Pornification
Not to state the obvious but we all know today's society and media is saturated with sex. Not referring to the infamous known objectification of the female body, but on how our exposure to porn and immediate access to it from the moment we open a browser have altered the way we perceive and create art.
It’s valid to recognise the long struggle we have overcome in deconstructing taboos when it comes to sex, and we should be proud of that. Something as accessible as a TV series, like Masters of Sex, show how undeniably clueless society was about this topic only 50 years ago and how shame was like an invisible and oppressive blanket coating an entire population – including those who were described as 'intellectuals'. The award-nominated show highlights how those in the higher tiers of education considered the topic of sex candidly discussed only by the likes of misfits and whores.
We are a society of extremism, we either get it all or not at all, we see the naked body portrayed in art galleries, displayed in films, and glorified in editorial ads - it’s nothing new. But look into new publications, cult magazines and avant-garde photographers; they are not just showcasing the female body as it is but going that bit further where O-faces and hardcore fetishes are seemingly on every other page. Which brings up the question, when did 'edgy' or avant-garde turn into a direct synonym of erotic?
It’s ironic how this presents itself; while pioneer magazines like Vogue or Harper’s Bazaar - both designed for the female audience - struggle with censorship because designers decide to show ‘edgyness’ by featuring a significantly young looking model in a provocative pose, others like Tissue, Baron or even i-D go the exact opposite route and experiment to the fullest with the boundaries of sex in an artistic or fashionable concept, calling it 'modern' - whilst maintaining an audience of equally women and men. Renowned photographers that were once considered pornographic like Nobuyoshi Araki paint the way for the new aesthetic in magazines or Helmut Newton that worked for both Playboy and Vogue because erotically suggestive it’s a grey area now. Then there is Britain and it’s constant contradictions, this nation specifically has encountered an intersection where censorship is not sure what it stands for. Millennial feminism keeps getting in its -rightful- way, showcasing the female body as unaltered, non-sexualised and equal to that of men - thanks to the likes of international artists and models like Petra Collins or Arvida Bystrom. Europe's liberal attitude confuses it, taking a simple example such as their difference when it comes to film rating, the popular film Fifty Shades of Grey which is thought to have somewhat of a sexual content got an 18 age rating in the UK cinema whilst Europe gave it a 12. All this, whilst conservative morals try to hold on but lose the battle to new creators who don’t care about rules in the post-sexually liberated Britain. It seems as if the country is trying to turn back time, attempting to overly censor, with the banning of nudity in Newspapers (The Sun), the prohibition of specific sexual acts in porn, the over regulation of fashion ads in printed magazines and banners - most recently: Cara Delevingne for Tom Form, Dakota Fanning for Oh! Lola, several American Apparel Ads, and Rihanna’s Oh Rogue. But the content will keep generating itself now more than ever, so it’s a lost battle already. Censoring established brands whilst new ones take full on liberal approaches is the right way to waste your time.
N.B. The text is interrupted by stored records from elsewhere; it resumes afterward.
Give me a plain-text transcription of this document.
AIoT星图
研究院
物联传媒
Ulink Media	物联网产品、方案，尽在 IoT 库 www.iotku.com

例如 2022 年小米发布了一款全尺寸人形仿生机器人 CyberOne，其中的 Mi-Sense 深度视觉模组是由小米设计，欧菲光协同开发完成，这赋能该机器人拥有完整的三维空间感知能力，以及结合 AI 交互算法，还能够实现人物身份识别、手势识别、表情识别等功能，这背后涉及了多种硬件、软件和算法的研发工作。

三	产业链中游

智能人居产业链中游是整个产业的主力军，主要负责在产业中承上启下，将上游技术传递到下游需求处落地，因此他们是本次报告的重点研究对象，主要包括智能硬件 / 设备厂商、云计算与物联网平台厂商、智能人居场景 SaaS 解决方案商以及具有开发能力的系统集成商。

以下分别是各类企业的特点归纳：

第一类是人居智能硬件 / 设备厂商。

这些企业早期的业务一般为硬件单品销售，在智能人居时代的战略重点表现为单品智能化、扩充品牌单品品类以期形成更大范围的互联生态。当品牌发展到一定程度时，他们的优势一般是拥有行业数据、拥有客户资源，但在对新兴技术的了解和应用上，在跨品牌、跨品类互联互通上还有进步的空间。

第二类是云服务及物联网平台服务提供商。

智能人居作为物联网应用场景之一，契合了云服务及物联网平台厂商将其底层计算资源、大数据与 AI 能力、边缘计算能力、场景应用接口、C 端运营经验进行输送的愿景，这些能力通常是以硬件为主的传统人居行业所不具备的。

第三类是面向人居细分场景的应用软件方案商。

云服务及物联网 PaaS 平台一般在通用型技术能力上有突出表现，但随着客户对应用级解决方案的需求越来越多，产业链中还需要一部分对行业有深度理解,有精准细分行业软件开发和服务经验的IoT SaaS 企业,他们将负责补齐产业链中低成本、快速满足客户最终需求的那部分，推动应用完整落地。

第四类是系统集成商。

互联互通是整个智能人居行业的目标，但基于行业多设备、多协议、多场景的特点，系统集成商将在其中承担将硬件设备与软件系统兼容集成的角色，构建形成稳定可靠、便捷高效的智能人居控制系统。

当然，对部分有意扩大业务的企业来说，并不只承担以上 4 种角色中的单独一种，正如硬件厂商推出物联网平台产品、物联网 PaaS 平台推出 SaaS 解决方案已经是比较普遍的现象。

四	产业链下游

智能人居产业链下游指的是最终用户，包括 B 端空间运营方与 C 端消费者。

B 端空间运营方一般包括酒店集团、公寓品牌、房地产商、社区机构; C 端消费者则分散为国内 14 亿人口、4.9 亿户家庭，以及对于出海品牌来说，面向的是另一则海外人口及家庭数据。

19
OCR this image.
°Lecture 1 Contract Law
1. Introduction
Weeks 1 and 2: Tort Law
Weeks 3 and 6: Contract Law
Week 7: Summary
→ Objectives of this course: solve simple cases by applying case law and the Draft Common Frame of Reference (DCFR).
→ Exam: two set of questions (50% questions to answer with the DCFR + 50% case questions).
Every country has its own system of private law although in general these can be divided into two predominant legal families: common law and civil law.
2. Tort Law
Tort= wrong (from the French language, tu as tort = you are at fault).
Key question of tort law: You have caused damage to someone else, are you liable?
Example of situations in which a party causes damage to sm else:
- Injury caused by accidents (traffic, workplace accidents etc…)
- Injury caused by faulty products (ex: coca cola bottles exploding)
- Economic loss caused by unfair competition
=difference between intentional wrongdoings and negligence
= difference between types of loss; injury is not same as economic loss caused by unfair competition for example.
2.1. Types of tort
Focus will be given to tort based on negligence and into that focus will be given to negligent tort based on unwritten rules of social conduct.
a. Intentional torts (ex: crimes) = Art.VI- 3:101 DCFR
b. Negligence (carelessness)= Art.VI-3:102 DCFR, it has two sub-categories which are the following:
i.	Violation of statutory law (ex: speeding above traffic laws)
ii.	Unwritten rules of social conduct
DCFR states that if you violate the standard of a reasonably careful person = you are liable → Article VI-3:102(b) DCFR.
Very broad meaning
Art at its most magnificent of forms can wake up emotions and shape itself depending on the eye of the observer. But is sexual-arousal the main emotion we want to feel nowadays? Books, films, and shows seem to have a stronger hype if they’re significantly lascivious which is a step forward for our once repressed selves but a one-way lane for the way we consume and feel art. Fashion is like its academic brother because with fashion also comes functionality, the line of differentiation between the two is a blurry one, and fashion publications demonstrate it when their editorials consist of high-class models in postures resembling their far-flung sex-for-sale sisters in order to make you look and instantly make you buy. Fashion has always used sensuality but the way we see sensuality might be changing as well as our catalyst for interest, the latest Victoria’s Secret Fashion Show unofficially won over Chanel's Métiers d'Art, since they both took place the same day at the same time but how could Chanel compete against supermodels in shiny bustiers dancing to thigh-high boot wearing Ariana Grande? And who can blame them?
It’s not about questioning the growing liberation of sex in fashion or pop culture it’s about not letting it take over and overshadow other ways of expression. Sexual censorship has always been an impediment for the creative minds and for that it’s not one to stand for or defend, It causes shame and ignorance. However, to focus on only one theme to shape our popular culture would also be shameful and ignorant. As consumerism invades all the sides of art and its industry and the new generation wants to be captivated in two seconds or our attention is lost, porn seems like the easiest of answers. Sex is a part of life but consumers and creators have to make sure it’s not the only topic on the table. Instead of accepting it and embracing it as a liberal society we are exploiting it.